Let \(\{E_1, E_2, \ldots, E_n\}\) be a partition of the sample space \(S\), and suppose that each of the events \(E_1, E_2, \ldots, E_n\) has a nonzero probability of occurrence. Let \(A\) be any event associated with \(S\). Then, the probability of \(A\) can be expressed as:

\[ P(A) = P(E_1)P(A|E_1) + P(E_2)P(A|E_2) + \ldots + P(E_n)P(A|E_n) \]

Alternatively, using summation notation:

\[ P(A) = \sum_{i=1}^{n} P(E_i)P(A|E_i) \]

We shall now state and prove Bayes’ Theorem.

Bayes’ Theorem:

If \(E_1, E_2, \ldots, E_n\) are \(n\) non-empty events that constitute a partition of the sample space \(S\), i.e., \(E_1, E_2, \ldots, E_n\) are pairwise disjoint and \(E_1 \cup E_2 \cup \ldots \cup E_n = S\), and \(A\) is any event of nonzero probability, then:

\[ P(E_i|A) = \frac{P(E_i)P(A|E_i)}{\sum_{j=1}^{n} P(E_j)P(A|E_j)} \]

for any \(i = 1, 2, 3, \ldots, n\).

Proof:

By the formula of conditional probability, we know that:

\[ P(E_i|A) = \frac{P(A \cap E_i)}{P(A)} \]

Using the multiplication rule of probability, we have:

\[ P(A \cap E_i) = P(E_i)P(A|E_i) \]

Thus,

\[ P(E_i|A) = \frac{P(E_i)P(A|E_i)}{P(A)} \]

By the theorem of total probability, we know that:

\[ P(A) = \sum_{j=1}^{n} P(E_j)P(A|E_j) \]

Substituting this into the expression for \(P(E_i|A)\) gives:

\[ P(E_i|A) = \frac{P(E_i)P(A|E_i)}{\sum_{j=1}^{n} P(E_j)P(A|E_j)} \]

Remark:

The following terminology is generally used when Bayes’ theorem is applied. The events \(E_1, E_2, \ldots, E_n\) are called hypotheses. The probability \(P(E_i)\) is called the a priori probability of the hypothesis \(E_i\). The conditional probability \(P(E_i|A)\) is called the a posteriori probability of the hypothesis \(E_i\). Bayes’ theorem is also called the formula for the probability of “causes”. Since the \(E_i\)’s are a partition of the sample space \(S\), one and only one of the events \(E_i\) occurs (i.e., one of the events \(E_i\) must occur and only one can occur). Hence, the above formula gives us the probability of a particular \(E_i\) (i.e., a “cause”), given that the event \(A\) has occurred. Bayes’ theorem has its applications in a variety of situations, a few of which are illustrated in the following examples.

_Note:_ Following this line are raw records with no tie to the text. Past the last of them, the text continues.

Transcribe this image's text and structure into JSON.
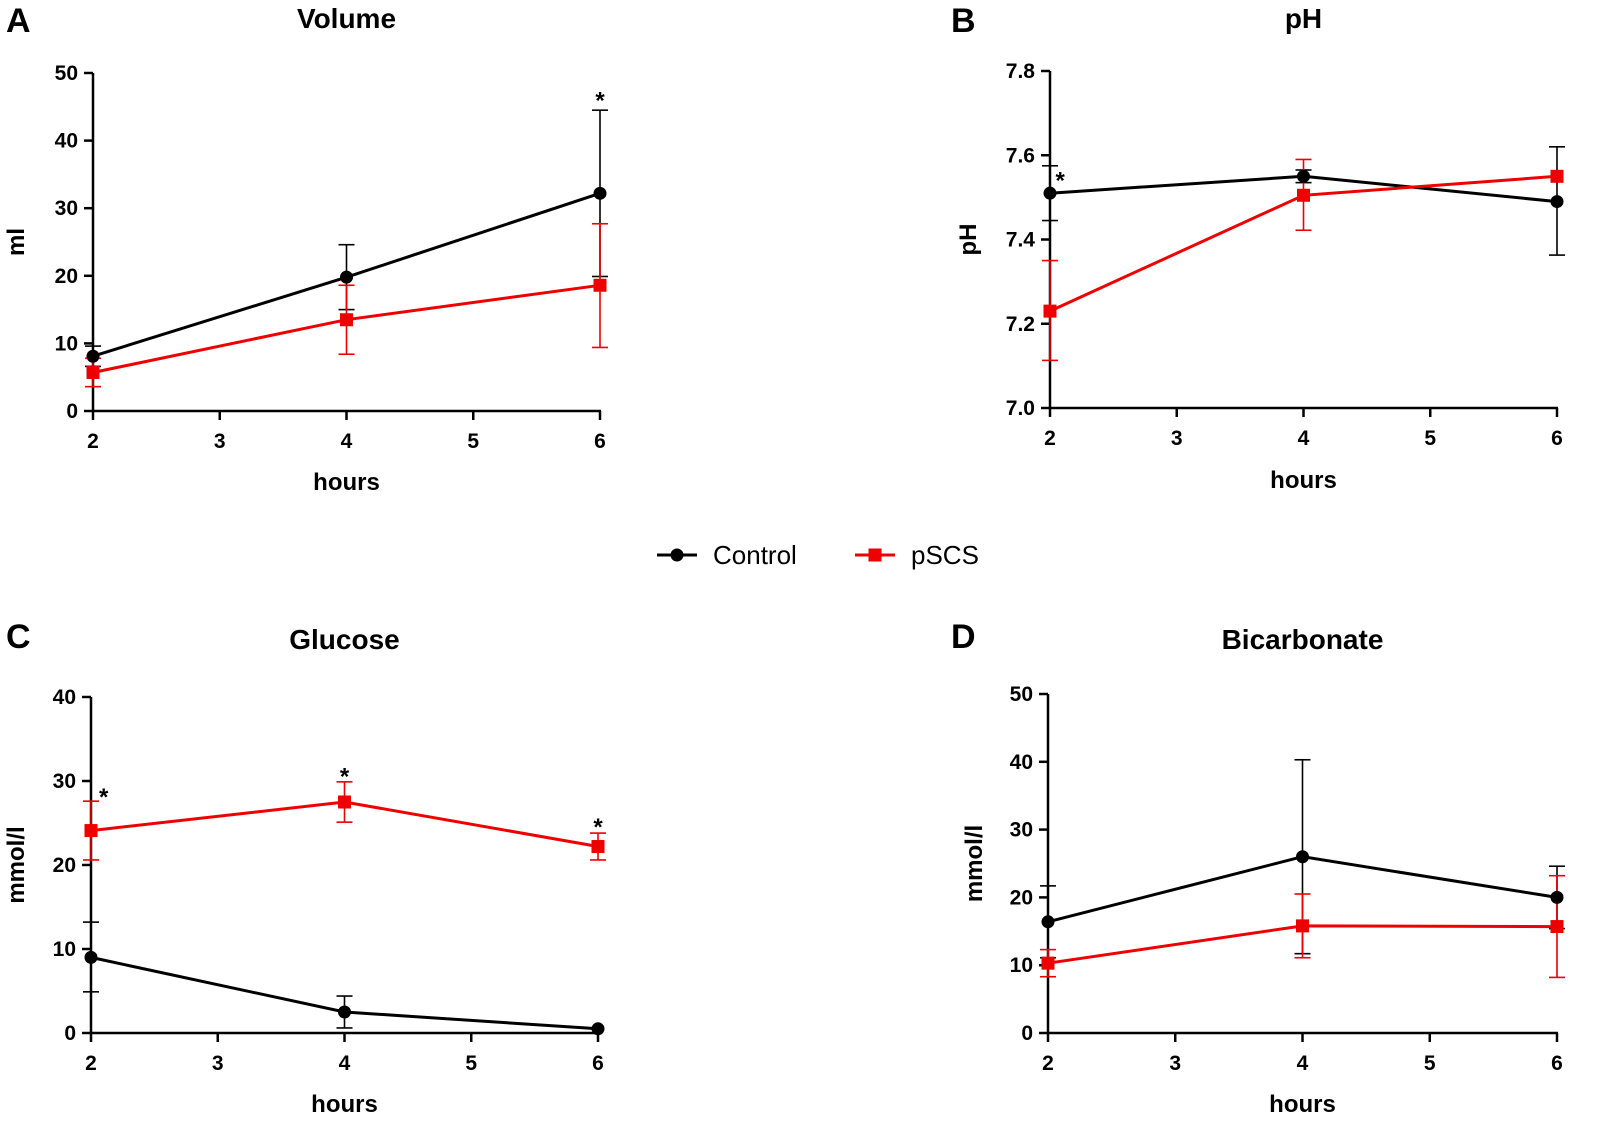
{
  "legend": [
    {
      "name": "Control",
      "color": "#000000",
      "marker": "circle"
    },
    {
      "name": "pSCS",
      "color": "#ee0000",
      "marker": "square"
    }
  ],
  "chart_data": [
    {
      "panel": "A",
      "type": "line",
      "title": "Volume",
      "xlabel": "hours",
      "ylabel": "ml",
      "xlim": [
        2,
        6
      ],
      "ylim": [
        0,
        50
      ],
      "xticks": [
        2,
        3,
        4,
        5,
        6
      ],
      "yticks": [
        0,
        10,
        20,
        30,
        40,
        50
      ],
      "x": [
        2,
        4,
        6
      ],
      "series": [
        {
          "name": "Control",
          "values": [
            8.1,
            19.8,
            32.2
          ],
          "error_upper": [
            9.6,
            24.6,
            44.5
          ],
          "error_lower": [
            6.6,
            15.0,
            19.9
          ]
        },
        {
          "name": "pSCS",
          "values": [
            5.7,
            13.5,
            18.6
          ],
          "error_upper": [
            7.8,
            18.6,
            27.7
          ],
          "error_lower": [
            3.6,
            8.4,
            9.4
          ]
        }
      ],
      "annotations": [
        {
          "text": "*",
          "x": 6,
          "y": 46.5
        }
      ]
    },
    {
      "panel": "B",
      "type": "line",
      "title": "pH",
      "xlabel": "hours",
      "ylabel": "pH",
      "xlim": [
        2,
        6
      ],
      "ylim": [
        7.0,
        7.8
      ],
      "xticks": [
        2,
        3,
        4,
        5,
        6
      ],
      "yticks": [
        "7.0",
        "7.2",
        "7.4",
        "7.6",
        "7.8"
      ],
      "x": [
        2,
        4,
        6
      ],
      "series": [
        {
          "name": "Control",
          "values": [
            7.51,
            7.55,
            7.49
          ],
          "error_upper": [
            7.575,
            7.565,
            7.62
          ],
          "error_lower": [
            7.445,
            7.535,
            7.363
          ]
        },
        {
          "name": "pSCS",
          "values": [
            7.23,
            7.505,
            7.55
          ],
          "error_upper": [
            7.35,
            7.59,
            7.55
          ],
          "error_lower": [
            7.113,
            7.422,
            7.55
          ]
        }
      ],
      "annotations": [
        {
          "text": "*",
          "x": 2.08,
          "y": 7.55
        }
      ]
    },
    {
      "panel": "C",
      "type": "line",
      "title": "Glucose",
      "xlabel": "hours",
      "ylabel": "mmol/l",
      "xlim": [
        2,
        6
      ],
      "ylim": [
        0,
        40
      ],
      "xticks": [
        2,
        3,
        4,
        5,
        6
      ],
      "yticks": [
        0,
        10,
        20,
        30,
        40
      ],
      "x": [
        2,
        4,
        6
      ],
      "series": [
        {
          "name": "Control",
          "values": [
            9.0,
            2.5,
            0.5
          ],
          "error_upper": [
            13.2,
            4.4,
            0.5
          ],
          "error_lower": [
            4.9,
            0.6,
            0.5
          ]
        },
        {
          "name": "pSCS",
          "values": [
            24.1,
            27.5,
            22.2
          ],
          "error_upper": [
            27.6,
            29.9,
            23.8
          ],
          "error_lower": [
            20.6,
            25.1,
            20.6
          ]
        }
      ],
      "annotations": [
        {
          "text": "*",
          "x": 2.1,
          "y": 28.6
        },
        {
          "text": "*",
          "x": 4,
          "y": 31.0
        },
        {
          "text": "*",
          "x": 6,
          "y": 25.0
        }
      ]
    },
    {
      "panel": "D",
      "type": "line",
      "title": "Bicarbonate",
      "xlabel": "hours",
      "ylabel": "mmol/l",
      "xlim": [
        2,
        6
      ],
      "ylim": [
        0,
        50
      ],
      "xticks": [
        2,
        3,
        4,
        5,
        6
      ],
      "yticks": [
        0,
        10,
        20,
        30,
        40,
        50
      ],
      "x": [
        2,
        4,
        6
      ],
      "series": [
        {
          "name": "Control",
          "values": [
            16.4,
            26.0,
            20.0
          ],
          "error_upper": [
            21.7,
            40.3,
            24.6
          ],
          "error_lower": [
            11.1,
            11.7,
            15.4
          ]
        },
        {
          "name": "pSCS",
          "values": [
            10.3,
            15.8,
            15.7
          ],
          "error_upper": [
            12.3,
            20.5,
            23.2
          ],
          "error_lower": [
            8.3,
            11.1,
            8.2
          ]
        }
      ],
      "annotations": []
    }
  ]
}
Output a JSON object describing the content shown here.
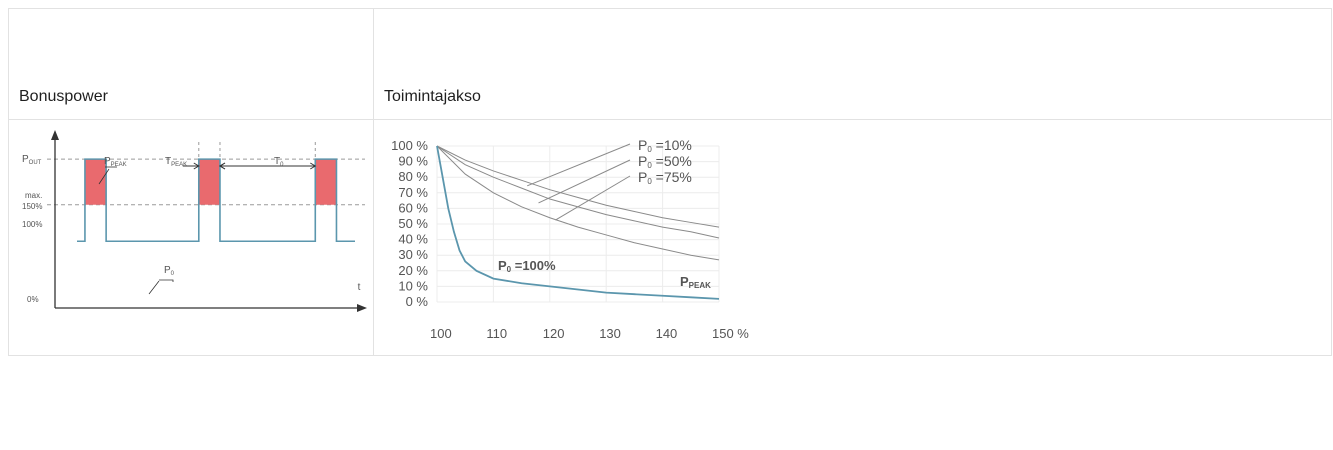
{
  "headers": {
    "bonuspower": "Bonuspower",
    "duty_cycle": "Toimintajakso"
  },
  "colors": {
    "peak_fill": "#e96a6e",
    "signal": "#5b96ad",
    "axis": "#333333",
    "dash": "#9a9a9a",
    "guide": "#8a8a8a",
    "grid": "#ececec",
    "text": "#555555"
  },
  "chart_data": [
    {
      "type": "line",
      "labels": {
        "pout_main": "P",
        "pout_sub": "OUT",
        "ppeak_main": "P",
        "ppeak_sub": "PEAK",
        "tpeak_main": "T",
        "tpeak_sub": "PEAK",
        "t0_main": "T",
        "t0_sub": "0",
        "p0_main": "P",
        "p0_sub": "0",
        "t_axis": "t",
        "max_label": "max.",
        "level150": "150%",
        "level100": "100%",
        "level0": "0%"
      },
      "x": [
        0,
        0.3,
        0.3,
        1.1,
        1.1,
        4.6,
        4.6,
        5.4,
        5.4,
        9.0,
        9.0,
        9.8,
        9.8,
        10.5
      ],
      "y": [
        60,
        60,
        150,
        150,
        60,
        60,
        150,
        150,
        60,
        60,
        150,
        150,
        60,
        60
      ],
      "peaks": [
        [
          0.3,
          1.1
        ],
        [
          4.6,
          5.4
        ],
        [
          9.0,
          9.8
        ]
      ],
      "levels": {
        "base": 60,
        "nominal": 100,
        "max": 150
      },
      "xlim": [
        0,
        10.5
      ],
      "ylim": [
        0,
        160
      ]
    },
    {
      "type": "line",
      "xlim": [
        100,
        150
      ],
      "ylim": [
        0,
        100
      ],
      "x_ticks": [
        "100",
        "110",
        "120",
        "130",
        "140",
        "150 %"
      ],
      "y_ticks": [
        "100 %",
        "90 %",
        "80 %",
        "70 %",
        "60 %",
        "50 %",
        "40 %",
        "30 %",
        "20 %",
        "10 %",
        "0 %"
      ],
      "grid": true,
      "legend_labels": [
        {
          "main": "P",
          "sub": "0",
          "text": " =10%"
        },
        {
          "main": "P",
          "sub": "0",
          "text": " =50%"
        },
        {
          "main": "P",
          "sub": "0",
          "text": " =75%"
        }
      ],
      "label_p100": {
        "main": "P",
        "sub": "0",
        "text": " =100%"
      },
      "label_ppeak": {
        "main": "P",
        "sub": "PEAK"
      },
      "series": [
        {
          "x": [
            100,
            105,
            110,
            115,
            120,
            125,
            130,
            135,
            140,
            145,
            150
          ],
          "y": [
            100,
            91,
            84,
            78,
            72,
            67,
            62,
            58,
            54,
            51,
            48
          ]
        },
        {
          "x": [
            100,
            105,
            110,
            115,
            120,
            125,
            130,
            135,
            140,
            145,
            150
          ],
          "y": [
            100,
            88,
            80,
            73,
            66,
            61,
            56,
            52,
            48,
            45,
            41
          ]
        },
        {
          "x": [
            100,
            105,
            110,
            115,
            120,
            125,
            130,
            135,
            140,
            145,
            150
          ],
          "y": [
            100,
            82,
            70,
            61,
            54,
            48,
            43,
            38,
            34,
            30,
            27
          ]
        },
        {
          "x": [
            100,
            101,
            102,
            103,
            104,
            105,
            107,
            110,
            115,
            120,
            125,
            130,
            135,
            140,
            145,
            150
          ],
          "y": [
            100,
            80,
            60,
            45,
            33,
            26,
            20,
            15,
            12,
            10,
            8,
            6,
            5,
            4,
            3,
            2
          ]
        }
      ]
    }
  ]
}
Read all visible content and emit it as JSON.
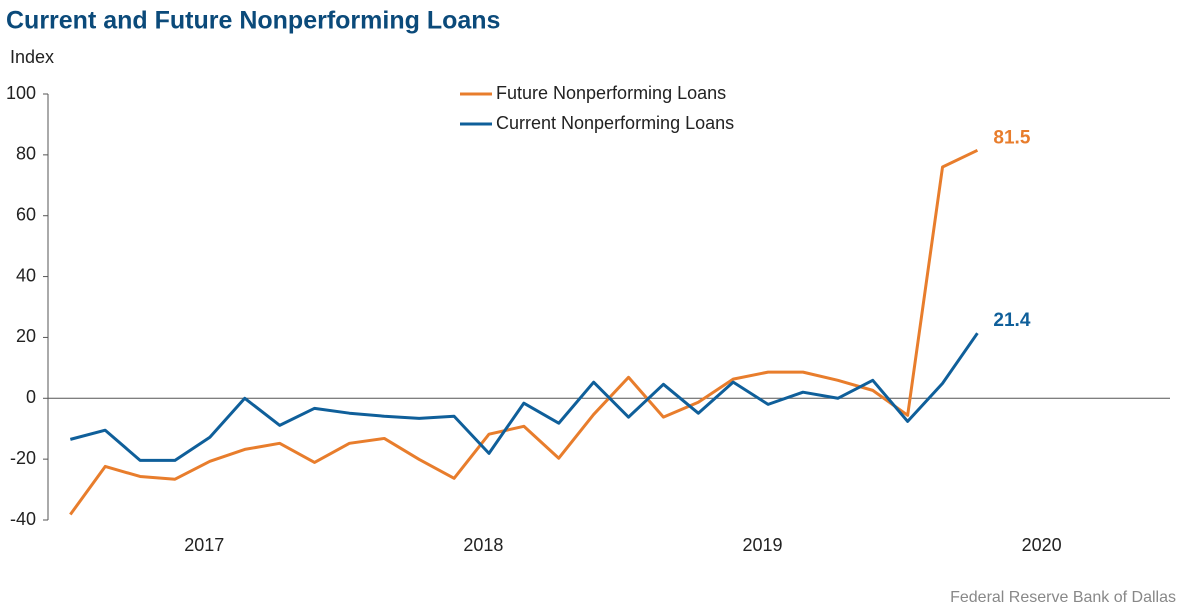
{
  "chart_data": {
    "type": "line",
    "title": "Current and Future Nonperforming Loans",
    "y_label": "Index",
    "source": "Federal Reserve Bank of Dallas",
    "x": [
      2017.02,
      2017.145,
      2017.27,
      2017.395,
      2017.52,
      2017.645,
      2017.77,
      2017.895,
      2018.02,
      2018.145,
      2018.27,
      2018.395,
      2018.52,
      2018.645,
      2018.77,
      2018.895,
      2019.02,
      2019.145,
      2019.27,
      2019.395,
      2019.52,
      2019.645,
      2019.77,
      2019.895,
      2020.02,
      2020.145,
      2020.27
    ],
    "series": [
      {
        "name": "Future Nonperforming Loans",
        "color": "#e87d2c",
        "values": [
          -38.2,
          -22.4,
          -25.7,
          -26.6,
          -20.7,
          -16.8,
          -14.8,
          -21.1,
          -14.8,
          -13.2,
          -20.1,
          -26.3,
          -11.8,
          -9.2,
          -19.7,
          -5.3,
          6.9,
          -6.2,
          -1.3,
          6.3,
          8.6,
          8.6,
          5.9,
          2.6,
          -5.6,
          76,
          81.5
        ]
      },
      {
        "name": "Current Nonperforming Loans",
        "color": "#0f5f9a",
        "values": [
          -13.5,
          -10.5,
          -20.4,
          -20.4,
          -12.8,
          0,
          -8.9,
          -3.3,
          -4.9,
          -5.9,
          -6.6,
          -5.9,
          -18.1,
          -1.6,
          -8.2,
          5.3,
          -6.2,
          4.6,
          -4.9,
          5.3,
          -2,
          2,
          0,
          5.9,
          -7.6,
          4.9,
          21.4
        ]
      }
    ],
    "xlim": [
      2016.94,
      2020.96
    ],
    "xticks": [
      {
        "value": 2017.5,
        "label": "2017"
      },
      {
        "value": 2018.5,
        "label": "2018"
      },
      {
        "value": 2019.5,
        "label": "2019"
      },
      {
        "value": 2020.5,
        "label": "2020"
      }
    ],
    "ylim": [
      -40,
      100
    ],
    "yticks": [
      -40,
      -20,
      0,
      20,
      40,
      60,
      80,
      100
    ],
    "legend": "top"
  }
}
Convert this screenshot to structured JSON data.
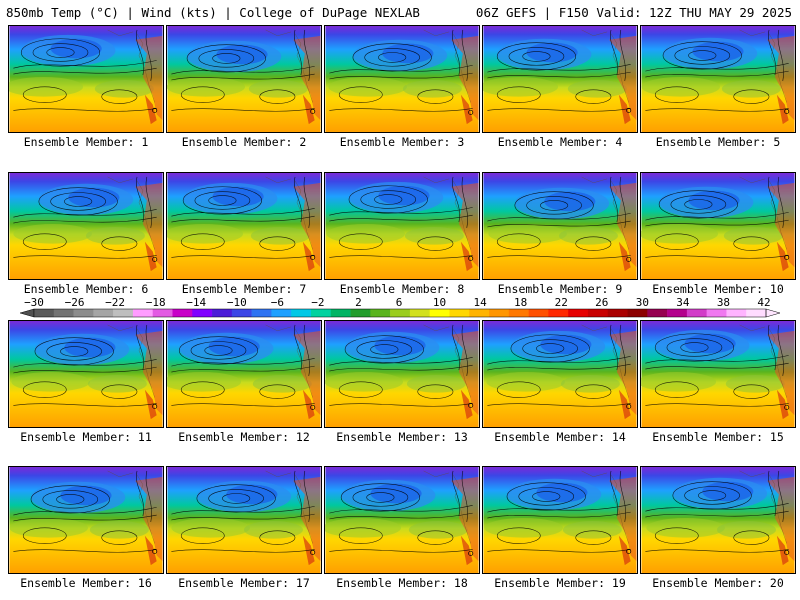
{
  "header": {
    "left": "850mb Temp (°C) | Wind (kts) | College of DuPage NEXLAB",
    "right": "06Z GEFS | F150 Valid: 12Z THU MAY 29 2025"
  },
  "members": [
    {
      "label": "Ensemble Member: 1"
    },
    {
      "label": "Ensemble Member: 2"
    },
    {
      "label": "Ensemble Member: 3"
    },
    {
      "label": "Ensemble Member: 4"
    },
    {
      "label": "Ensemble Member: 5"
    },
    {
      "label": "Ensemble Member: 6"
    },
    {
      "label": "Ensemble Member: 7"
    },
    {
      "label": "Ensemble Member: 8"
    },
    {
      "label": "Ensemble Member: 9"
    },
    {
      "label": "Ensemble Member: 10"
    },
    {
      "label": "Ensemble Member: 11"
    },
    {
      "label": "Ensemble Member: 12"
    },
    {
      "label": "Ensemble Member: 13"
    },
    {
      "label": "Ensemble Member: 14"
    },
    {
      "label": "Ensemble Member: 15"
    },
    {
      "label": "Ensemble Member: 16"
    },
    {
      "label": "Ensemble Member: 17"
    },
    {
      "label": "Ensemble Member: 18"
    },
    {
      "label": "Ensemble Member: 19"
    },
    {
      "label": "Ensemble Member: 20"
    }
  ],
  "colorbar": {
    "labels": [
      "−30",
      "−26",
      "−22",
      "−18",
      "−14",
      "−10",
      "−6",
      "−2",
      "2",
      "6",
      "10",
      "14",
      "18",
      "22",
      "26",
      "30",
      "34",
      "38",
      "42"
    ],
    "colors": [
      "#5a5a5a",
      "#737373",
      "#8c8c8c",
      "#a5a5a5",
      "#bebebe",
      "#ff9cff",
      "#e35ae3",
      "#c800c8",
      "#8000ff",
      "#4b1cd8",
      "#3c46e6",
      "#2f73f2",
      "#1ea0ff",
      "#00c8e6",
      "#00d2a0",
      "#00b464",
      "#229c2c",
      "#5ab41e",
      "#9bcd1e",
      "#d2e01e",
      "#ffff00",
      "#ffd700",
      "#ffb400",
      "#ff9600",
      "#ff7800",
      "#ff5000",
      "#ff2800",
      "#e60000",
      "#c80000",
      "#aa0000",
      "#8c0000",
      "#960050",
      "#b4008c",
      "#d23cc8",
      "#f078f0",
      "#ffb4ff",
      "#ffdcff"
    ]
  }
}
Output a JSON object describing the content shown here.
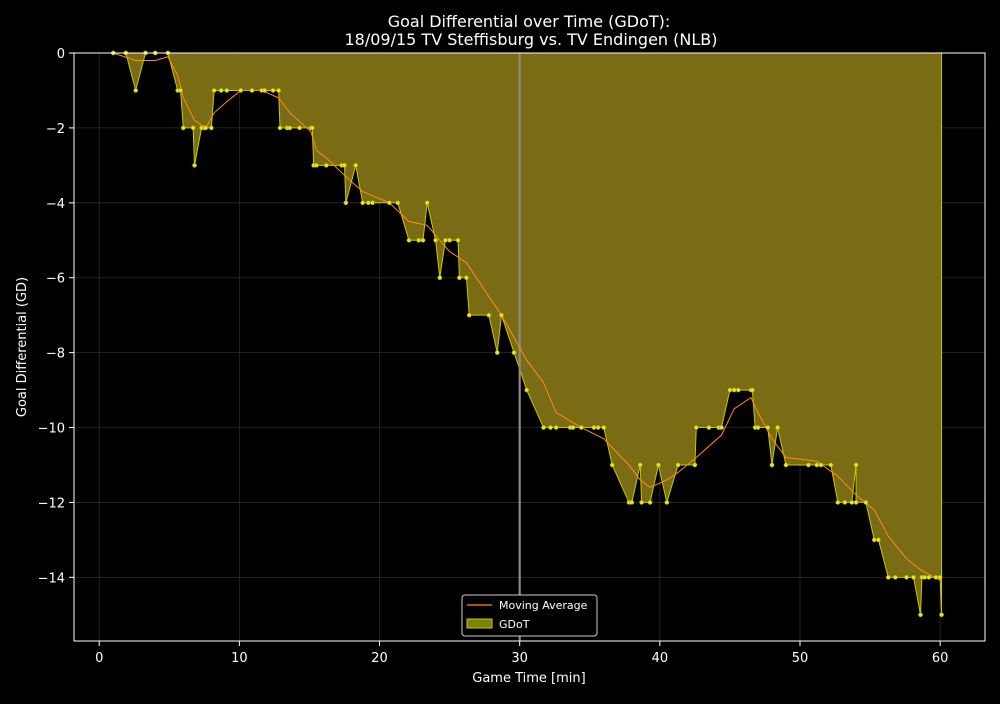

Let’s consider an example,

Bag I contains 3 red and 4 black balls, while another Bag II contains 5 red and 6 black balls. One ball is drawn at random from one of the bags and it is found to be red. We need to find the probability that it was drawn from Bag II.

Take a shot at solving it by yourself first!!!

The moment of truth: here’s the solution!

Let \(E_1\) be the event of choosing Bag I, \(E_2\) the event of choosing Bag II, and \(A\) be the event of drawing a red ball. Then:

• \(P(E_1) = P(E_2) = \frac{1}{2}\)
• \(P(A|E_1) = P(\text{drawing a red ball from Bag I}) = \frac{3}{7}\)
• \(P(A|E_2) = P(\text{drawing a red ball from Bag II}) = \frac{5}{11}\)

Now, the probability of drawing a ball from Bag II, given that it is red, is \(P(E_2|A)\). By using Bayes’ theorem, we have:

\[ P(E_2|A) = \frac{P(E_2)P(A|E_2)}{P(E_1)P(A|E_1) + P(E_2)P(A|E_2)} \]

Substituting the given values:

\[ P(E_2|A) = \frac{\frac{1}{2} \times \frac{5}{11}}{\frac{1}{2} \times \frac{3}{7} + \frac{1}{2} \times \frac{5}{11}} \]

Simplifying:

\[ P(E_2|A) = \frac{\frac{5}{22}}{\frac{3}{14} + \frac{5}{22}} = \frac{\frac{5}{22}}{\frac{33 + 35}{154}} = \frac{\frac{5}{22}}{\frac{68}{154}} = \frac{5}{22} \times \frac{154}{68} = \frac{5 \times 7}{68} = \frac{35}{68}\]